I am not suggesting there aren’t loads of people who genuinely want children and for whom it’s authentically fulfilling. The more benefits of having children are apparent. You’re guaranteed love and companionship, a legacy, and someone who will (with luck) visit you in old age and see you off to the other side. You’re given a cute small person to care for, hopefully better than you have historically cared for plants and goldfish, and shortly after they learn to talk, they’ll say hilarious things that bond you to them and make you wish you could keep them small forever despite tantrums and diapers. Plus, parenthood has the potential to change you for the better (so I hear). Who has time for petty gossip when one’s brain space is fully occupied by strategies for keeping a kid alive? In seriousness, there are few things in life that surprise us after a certain point, and I’d guess parenthood is one. That fact in itself is incredible, and the prospect of ushering a human into the world and shaping their personhood is breathtaking.
I could make an equally compelling argument for not having kids, and you can probably guess what that looks like. Money, time, tabled dreams, etc. How many of us sit down and truly ask ourselves what matters more?
If we don’t, it’s because we’re taught it’s shameful to question the system. It’s selfish to want careers and vacations or to pursue dreams that consume too much of our time. It’s inherently bad, we’re told, to prioritize short-term goals over potential long-term emotional gain. For that matter it’s bad to even think of it in terms of loss and gain, because how cold-hearted can you be? You’re bringing life into this world and that’s a noble pursuit that requires selflessness!
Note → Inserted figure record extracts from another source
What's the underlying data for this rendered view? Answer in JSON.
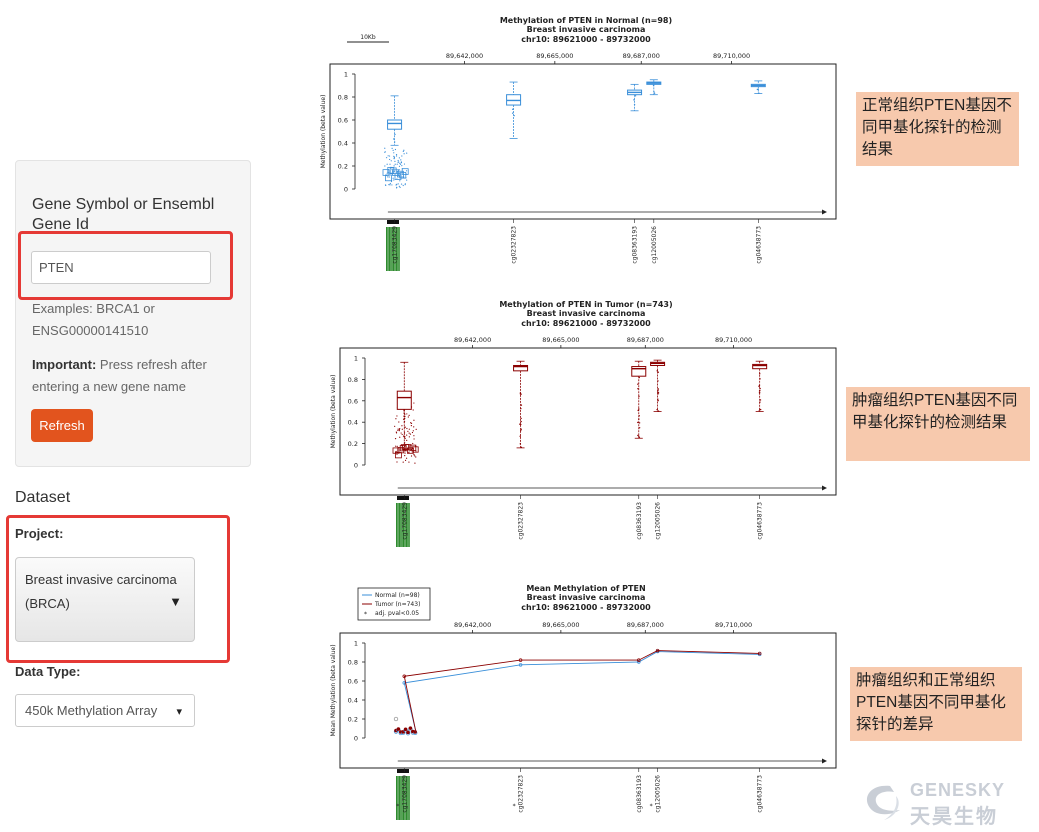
{
  "sidebar": {
    "gene_label": "Gene Symbol or Ensembl Gene Id",
    "gene_value": "PTEN",
    "examples_line1": "Examples: BRCA1 or",
    "examples_line2": "ENSG00000141510",
    "important_bold": "Important:",
    "important_rest": " Press refresh after",
    "important_line2": "entering a new gene name",
    "refresh_label": "Refresh",
    "dataset_heading": "Dataset",
    "project_label": "Project:",
    "project_value_line1": "Breast invasive carcinoma",
    "project_value_line2": "(BRCA)",
    "datatype_label": "Data Type:",
    "datatype_value": "450k Methylation Array"
  },
  "notes": [
    "正常组织PTEN基因不同甲基化探针的检测结果",
    "肿瘤组织PTEN基因不同甲基化探针的检测结果",
    "肿瘤组织和正常组织PTEN基因不同甲基化探针的差异"
  ],
  "chart_data": [
    {
      "type": "box",
      "title": "Methylation of PTEN in Normal (n=98)",
      "subtitle": "Breast invasive carcinoma",
      "region": "chr10: 89621000 - 89732000",
      "scale_label": "10Kb",
      "ylabel": "Methylation (beta value)",
      "ylim": [
        0,
        1
      ],
      "yticks": [
        "0",
        "0.2",
        "0.4",
        "0.6",
        "0.8",
        "1"
      ],
      "genomic_ticks": [
        "89,642,000",
        "89,665,000",
        "89,687,000",
        "89,710,000"
      ],
      "genomic_positions": [
        89642000,
        89665000,
        89687000,
        89710000
      ],
      "color": "#3a8fd9",
      "probes": [
        {
          "label": "cg17083429",
          "pos": 89624200,
          "q1": 0.52,
          "median": 0.57,
          "q3": 0.6,
          "lo": 0.38,
          "hi": 0.81
        },
        {
          "label": "cg02327823",
          "pos": 89654500,
          "q1": 0.73,
          "median": 0.77,
          "q3": 0.82,
          "lo": 0.44,
          "hi": 0.93
        },
        {
          "label": "cg08363193",
          "pos": 89685300,
          "q1": 0.82,
          "median": 0.84,
          "q3": 0.86,
          "lo": 0.68,
          "hi": 0.91
        },
        {
          "label": "cg12005026",
          "pos": 89690200,
          "q1": 0.91,
          "median": 0.92,
          "q3": 0.93,
          "lo": 0.82,
          "hi": 0.95
        },
        {
          "label": "cg04638773",
          "pos": 89716800,
          "q1": 0.89,
          "median": 0.9,
          "q3": 0.91,
          "lo": 0.83,
          "hi": 0.94
        }
      ]
    },
    {
      "type": "box",
      "title": "Methylation of PTEN in Tumor (n=743)",
      "subtitle": "Breast invasive carcinoma",
      "region": "chr10: 89621000 - 89732000",
      "ylabel": "Methylation (beta value)",
      "ylim": [
        0,
        1
      ],
      "yticks": [
        "0",
        "0.2",
        "0.4",
        "0.6",
        "0.8",
        "1"
      ],
      "genomic_ticks": [
        "89,642,000",
        "89,665,000",
        "89,687,000",
        "89,710,000"
      ],
      "genomic_positions": [
        89642000,
        89665000,
        89687000,
        89710000
      ],
      "color": "#8b0000",
      "probes": [
        {
          "label": "cg17083429",
          "pos": 89624200,
          "q1": 0.52,
          "median": 0.63,
          "q3": 0.69,
          "lo": 0.15,
          "hi": 0.96
        },
        {
          "label": "cg02327823",
          "pos": 89654500,
          "q1": 0.88,
          "median": 0.92,
          "q3": 0.93,
          "lo": 0.16,
          "hi": 0.97
        },
        {
          "label": "cg08363193",
          "pos": 89685300,
          "q1": 0.83,
          "median": 0.9,
          "q3": 0.92,
          "lo": 0.25,
          "hi": 0.97
        },
        {
          "label": "cg12005026",
          "pos": 89690200,
          "q1": 0.93,
          "median": 0.95,
          "q3": 0.96,
          "lo": 0.5,
          "hi": 0.98
        },
        {
          "label": "cg04638773",
          "pos": 89716800,
          "q1": 0.9,
          "median": 0.93,
          "q3": 0.94,
          "lo": 0.5,
          "hi": 0.97
        }
      ]
    },
    {
      "type": "line",
      "title": "Mean Methylation of PTEN",
      "subtitle": "Breast invasive carcinoma",
      "region": "chr10: 89621000 - 89732000",
      "ylabel": "Mean Methylation (beta value)",
      "ylim": [
        0,
        1
      ],
      "yticks": [
        "0",
        "0.2",
        "0.4",
        "0.6",
        "0.8",
        "1"
      ],
      "genomic_ticks": [
        "89,642,000",
        "89,665,000",
        "89,687,000",
        "89,710,000"
      ],
      "genomic_positions": [
        89642000,
        89665000,
        89687000,
        89710000
      ],
      "legend": [
        "Normal (n=98)",
        "Tumor (n=743)",
        "adj. pval<0.05"
      ],
      "probe_labels": [
        "cg17083429",
        "cg02327823",
        "cg08363193",
        "cg12005026",
        "cg04638773"
      ],
      "x": [
        89624200,
        89654500,
        89685300,
        89690200,
        89716800
      ],
      "series": [
        {
          "name": "Normal (n=98)",
          "color": "#3a8fd9",
          "values": [
            0.58,
            0.77,
            0.8,
            0.91,
            0.88
          ]
        },
        {
          "name": "Tumor (n=743)",
          "color": "#8b0000",
          "values": [
            0.65,
            0.82,
            0.82,
            0.92,
            0.89
          ]
        }
      ]
    }
  ],
  "brand": {
    "name_en": "GENESKY",
    "name_cn": "天昊生物"
  }
}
Even the most well-meaning people reinforce this schema. “Don’t worry,” a kind relative told me at a time when I was not worried. “There’s time yet!” My contentedness wasn’t enough while there was something missing, something I had yet to achieve. Enter a slight sense of unease. Should I be worried? I asked myself.
On the flip side, when I hang out with mom friends, I have a tendency to lean into my nannying years to feel a sense of belonging, despite my clear lack of knowledge and authority. “Oh, I love Magna-Tiles!” I heard myself exclaim at a recent gathering, relieved some aspect of my distant past was still relevant. I received tolerant smiles as my reward.
All of this is to say that I am the problem. We are the problem. I wasn’t aware that’s where this essay was going until now. But as long as childless women like me are fawning over Magna-Tiles and expressing a long-held dream of bringing a child—any child—to the American Girl flagship store (cue memory from wine-induced conversation just last night…dear god), the cult will loom large.
See you in two to four years after I greenlight the big thaw, Mothers. Congratulations to us all on our hard work.